Compared to last year, ranking the rookies for this season is pretty boring, since as Coley points out, most of the best rookies were in the NL, but even in the NL the choice is obvious given Ryan Braun’s utter dominance.
But I have been a bit surprised at some of the names that keep getting mentioned, as well as some of the names who haven’t been mentioned much.
So I decided to rank the top 15 rookies together in one group, including players from both leagues. Here is what I came up with:
1. Ryan Braun (NL)
2. Troy Tulowitzki (NL)
3. Daisuke Matsuzaka (AL)
4. Hunter Pence (NL)
5. Dustin Pedroia (AL)
6. Jeremy Guthrie (AL)
7. James Loney (NL)
8. Brian Bannister (AL)
9. Chris Young (NL)
10. Kyle Kendrick (NL)
11. Yovanni Gallardo (NL)
12. Peter Moylan (NL)
13. Reggie Willits (AL)
14. Joakim Soria (AL)
15. Hideki Okajima (AL)
Sure enough, 8 out of my top 12 rookies hail from the National League.
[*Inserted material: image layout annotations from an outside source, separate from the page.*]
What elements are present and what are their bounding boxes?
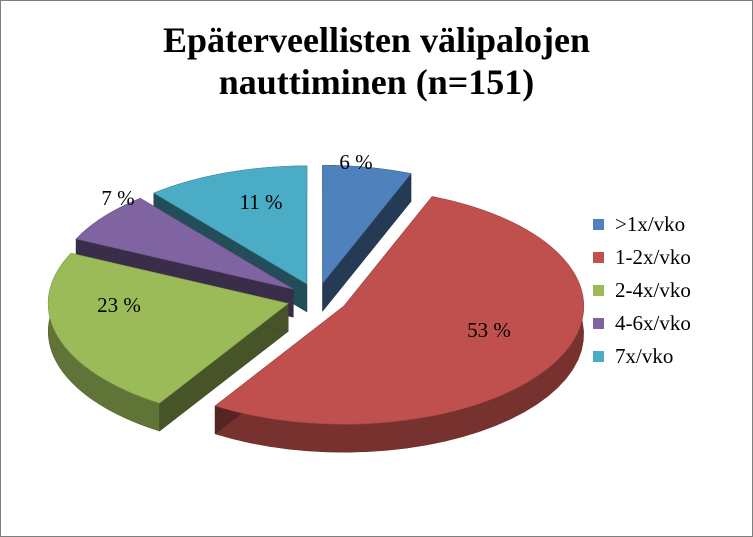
legend-label-1: 1-2x/vko	[615, 245, 691, 269]
data-label-0: 6 %	[339, 150, 372, 174]
legend-label-3: 4-6x/vko	[615, 311, 691, 335]
legend-swatch-3	[593, 318, 604, 329]
legend-swatch-4	[593, 351, 604, 362]
legend-item-1: 1-2x/vko	[593, 244, 743, 270]
pie-slice-2-4x/vko	[47, 252, 289, 404]
pie-slice->1x/vko	[322, 164, 412, 285]
pie-slice-4-6x/vko	[75, 197, 294, 290]
legend-item-4: 7x/vko	[593, 343, 743, 369]
pie-slice-7x/vko	[153, 165, 308, 285]
legend-item-0: >1x/vko	[593, 211, 743, 237]
legend-swatch-1	[593, 252, 604, 263]
chart-title: Epäterveellisten välipalojen nauttiminen…	[1, 19, 752, 103]
data-label-1: 53 %	[467, 318, 511, 342]
pie-slice-1-2x/vko	[214, 196, 585, 425]
pie-tops	[47, 164, 585, 425]
legend-item-3: 4-6x/vko	[593, 310, 743, 336]
chart-title-line-1: Epäterveellisten välipalojen	[163, 20, 590, 60]
data-label-3: 7 %	[101, 186, 134, 210]
legend: >1x/vko 1-2x/vko 2-4x/vko 4-6x/vko 7x/vko	[593, 211, 743, 376]
data-label-4: 11 %	[240, 190, 283, 214]
legend-label-0: >1x/vko	[615, 212, 686, 236]
chart-title-line-2: nauttiminen (n=151)	[218, 62, 535, 102]
legend-label-4: 7x/vko	[615, 344, 674, 368]
legend-swatch-2	[593, 285, 604, 296]
legend-label-2: 2-4x/vko	[615, 278, 691, 302]
legend-swatch-0	[593, 219, 604, 230]
data-label-2: 23 %	[97, 293, 141, 317]
legend-item-2: 2-4x/vko	[593, 277, 743, 303]
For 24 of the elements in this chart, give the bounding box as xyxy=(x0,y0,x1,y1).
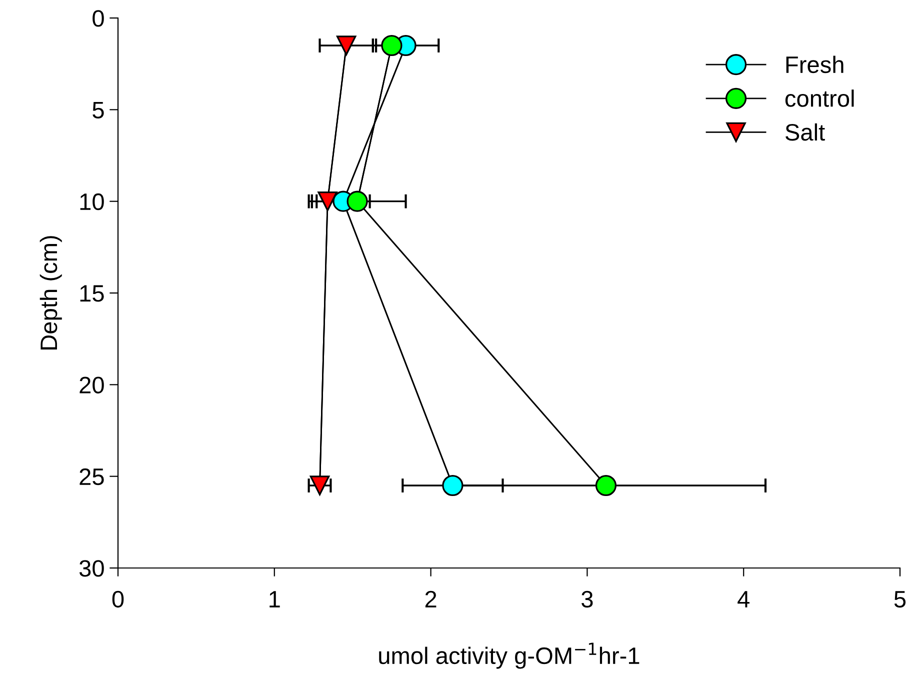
point xyxy=(346,190,368,212)
legend-label: Fresh xyxy=(786,56,844,74)
point xyxy=(381,34,402,56)
x-tick-label: 1 xyxy=(270,591,280,608)
x-tick-label: 0 xyxy=(112,590,124,608)
x-tick-label: 5 xyxy=(894,591,906,608)
y-tick-label: 10 xyxy=(80,193,104,210)
x-tick-label: 4 xyxy=(738,591,750,608)
y-tick-label: 20 xyxy=(80,376,104,394)
legend-label: Salt xyxy=(786,123,825,141)
x-axis-title: umol activity g-OM$^{−1}$hr-1 xyxy=(379,642,640,669)
point xyxy=(318,191,338,212)
y-axis-title: Depth (cm) xyxy=(40,236,62,350)
y-tick-label: 0 xyxy=(92,10,104,27)
x-tick-label: 3 xyxy=(582,590,593,608)
y-tick-label: 15 xyxy=(80,285,104,302)
legend-label: control xyxy=(785,90,854,107)
x-tick-label: 2 xyxy=(425,590,436,608)
y-tick-label: 25 xyxy=(80,468,104,486)
point xyxy=(336,36,356,56)
y-tick-label: 5 xyxy=(92,102,104,118)
y-tick-label: 30 xyxy=(79,560,104,577)
point xyxy=(595,474,617,496)
point xyxy=(442,474,464,496)
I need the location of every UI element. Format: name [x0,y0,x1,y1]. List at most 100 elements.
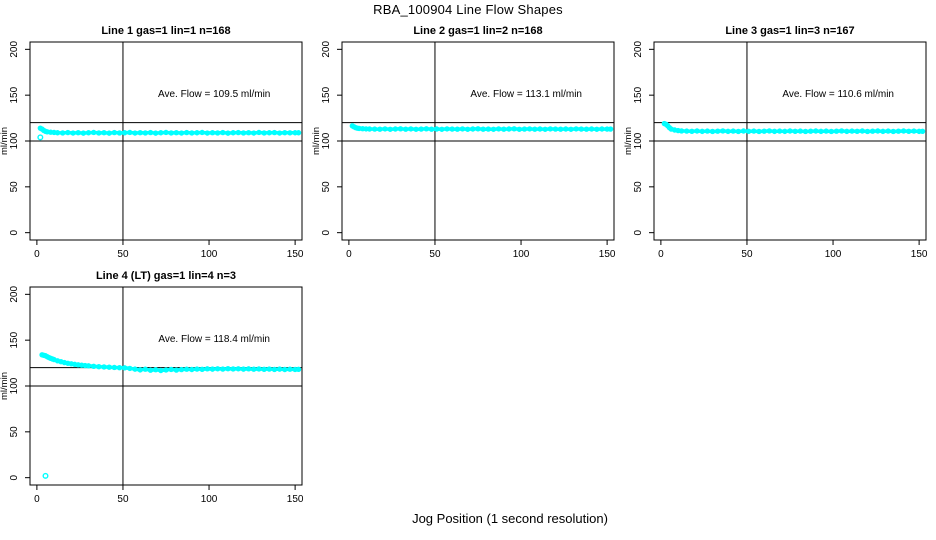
data-series-band [38,126,301,135]
data-point [828,128,835,135]
data-point [295,130,302,136]
data-point [292,130,298,136]
data-point [521,126,528,132]
data-point [363,126,369,132]
x-tick-label: 100 [201,249,218,260]
data-point [75,362,81,368]
ave-flow-annotation: Ave. Flow = 118.4 ml/min [158,334,270,345]
data-point [449,126,455,132]
data-point [106,364,112,370]
x-tick-label: 150 [599,249,616,260]
data-point [607,126,614,132]
ave-flow-annotation: Ave. Flow = 110.6 ml/min [782,89,894,100]
y-axis-label: ml/min [0,127,10,155]
data-point [766,128,773,134]
ave-flow-annotation: Ave. Flow = 113.1 ml/min [470,89,582,100]
y-tick-label: 0 [633,229,644,235]
data-point [568,126,574,132]
y-tick-label: 50 [9,181,20,193]
data-point [823,128,829,134]
data-point [96,130,102,136]
y-tick-label: 100 [9,377,20,394]
data-point [359,126,366,132]
panel-title: Line 2 gas=1 lin=2 n=168 [413,25,542,37]
data-point [142,366,149,372]
data-point [583,126,590,132]
data-point [516,126,523,132]
data-point [557,126,564,132]
data-point [68,361,75,367]
data-point [287,366,293,372]
x-tick-label: 0 [34,494,40,505]
data-point [475,126,481,132]
data-point [919,128,926,134]
data-point [137,367,143,373]
data-point [235,129,242,136]
data-point [245,366,252,372]
data-point [689,128,695,134]
data-series-band [350,124,613,132]
data-point [588,126,595,132]
y-tick-label: 100 [633,132,644,149]
data-point [163,367,169,373]
panel-line-4-plot: Line 4 (LT) gas=1 lin=4 n=3 0 50 100 150 0 50 1… [0,270,304,505]
data-point [147,129,154,136]
data-point [678,128,685,134]
outlier-point [37,134,44,141]
data-point [54,130,61,136]
data-point [90,129,97,136]
data-point [542,126,548,132]
data-point [813,128,819,134]
data-point [740,128,747,134]
panel-line-2: Line 2 gas=1 lin=2 n=168 0 50 100 150 0 50 100 1… [312,22,624,278]
data-point [266,366,272,372]
data-point [573,126,579,132]
x-tick-label: 100 [825,249,842,260]
data-point [756,128,762,135]
data-point [266,130,272,136]
y-tick-label: 0 [9,474,20,480]
data-point [72,361,78,368]
data-point [173,129,180,136]
y-tick-label: 150 [633,86,644,103]
data-series-band [662,121,925,134]
data-point [261,366,267,373]
data-point [501,126,507,132]
data-point [439,126,445,132]
data-point [173,367,180,373]
data-point [382,126,388,132]
data-point [75,129,81,136]
data-point [142,130,149,136]
data-point [230,366,236,372]
ave-flow-annotation: Ave. Flow = 109.5 ml/min [158,89,270,100]
data-point [511,126,517,132]
data-point [526,126,533,132]
y-tick-label: 150 [9,331,20,348]
data-point [245,129,252,136]
y-tick-label: 200 [633,41,644,58]
data-point [209,366,216,372]
data-point [158,367,164,374]
data-point [895,128,902,134]
data-point [137,129,143,136]
data-point [444,126,450,132]
x-tick-label: 50 [741,249,753,260]
y-tick-label: 50 [321,181,332,193]
data-point [408,126,414,132]
data-point [158,130,164,136]
data-point [116,364,123,371]
data-point [168,366,174,373]
panel-title: Line 4 (LT) gas=1 lin=4 n=3 [96,270,236,282]
x-tick-label: 0 [346,249,352,260]
data-point [240,130,247,136]
data-point [833,128,840,134]
data-point [372,126,378,132]
data-point [251,130,257,136]
data-point [163,129,169,136]
data-point [392,126,399,132]
y-tick-label: 200 [9,41,20,58]
x-tick-label: 0 [34,249,40,260]
data-point [168,130,174,136]
data-point [199,366,205,373]
data-point [428,126,435,132]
Although I’m not sure if this necessarily means good things for inter-league balance, since the Red Sox and the Yankees are probably just going to sign away all these guys as soon as they hit free agency.
Also, as you can see, I agree with Coley’s contention that at least based on pure numbers, Troy Tulowitzki was really unlucky to have his rookie year in the same season as Ryan Braun. But in actuality I don’t really feel too bad for him, given that he benefitted greatly from playing half his games in Coors Field, posting a ridiculous .942/.720 home/road OPS split.
Hunter Pence had a heck of the year, hitting for both average and power and stealing bases as well, and even with his injury woes he still managed to play in 108 games and log 456 at-bats. He’s not the Rookie of the Year, but he has a heck of a future ahead of him.
After Braun, Dodgers first-baseman James Loney was actually the second-best rookie in the National League this season, and did get into 96 games, but couldn’t make as much of a contribution to his team as Pence or Tulowitzki since was pointlessly blocked for the first two months owing to Ned Colletti’s foolish decision to resign Nomar Garciaparra despite the fact that Loney led all of baseball in batting average at AAA in 2006.
Frankly, I don’t understand why anyone is even considering Delmon Young, and as you can see, I’ve left him off my list. In fact, he wouldn’t even make my top 20. Delmon Young led all rookies in at-bats with 654, yet only hit 13 home runs, walked a mere 26 times, and posted a woeful .723 OPS. 10 other rookies hit more home runs, most of them in far fewer at-bats. Out of the eight rookies who qualified for a batting title, five had a higher OBP than Young, including teammate Akinori Iwamura. The bottom line is, if you get 654 at-bats and OPS .723 as a corner outfielder, you are in fact severely hurting your team, even if you are a veteran. You are certainly not anywhere close to being the Rookie of the Year!
I’m also not sure why Hideki Okajima gets mentioned so much. Sure he had a great year, but Peter Moylan was by far the best rookie relief pitcher this year (although he was in the NL), and even in his own league Joakim Soria of the Royals put up nearly identical numbers while posting 17 saves to Okajima’s 5.
A guy who certainly deserves more consideration is D-Backs centerfielder Chris Young. He’s not the Rookie of the Year because his batting average and on-base percentage were atrocious, but he did contribute greatly at a defensive skill position while playing every day, and chipped in 32 home runs along with 27 stolen bases.
I’ve saved perhaps my most controversial call until last: I’m going to have to go with Daisuke Matsuzaka over Dustin Pedroia as my 2007 AL Rookie of the Year. First of all, I don’t buy the whole argument that Japanese players shouldn’t be eligible for ROY consideration given all their experience in Japan. Having watched a lot of Japanese baseball, I can say firsthand that it is nowhere near the level of the Majors. That’s why Matsuzaka’s ERA was 4.40 this year and not 2.35. Also, Matsuzaka was only 26, which isn’t really that old. If an American player gets lots of experience in the minors and then has a breakout season at 27 or 28, we don’t say he should be ineligible for the award.
But more importantly, Matsuzaka had a better year than Pedroia. Sure, he wasn’t *quite* as good as some of the more delierious Boston fans might have expected, but was still one of the better pitchers in the American League, posting 15 wins, pitching over 200 innings, and striking out 201 batters. Sure, Pedroia had a great season, but was he even the most valuable rookie on his own team? Put another way, would the Red Sox rather have played through this past season without Daisuke Matsuzaka, or without Dustin Pedroia? I think it’s clear that Matsuzaka made a greater contribution as a rookie in the AL.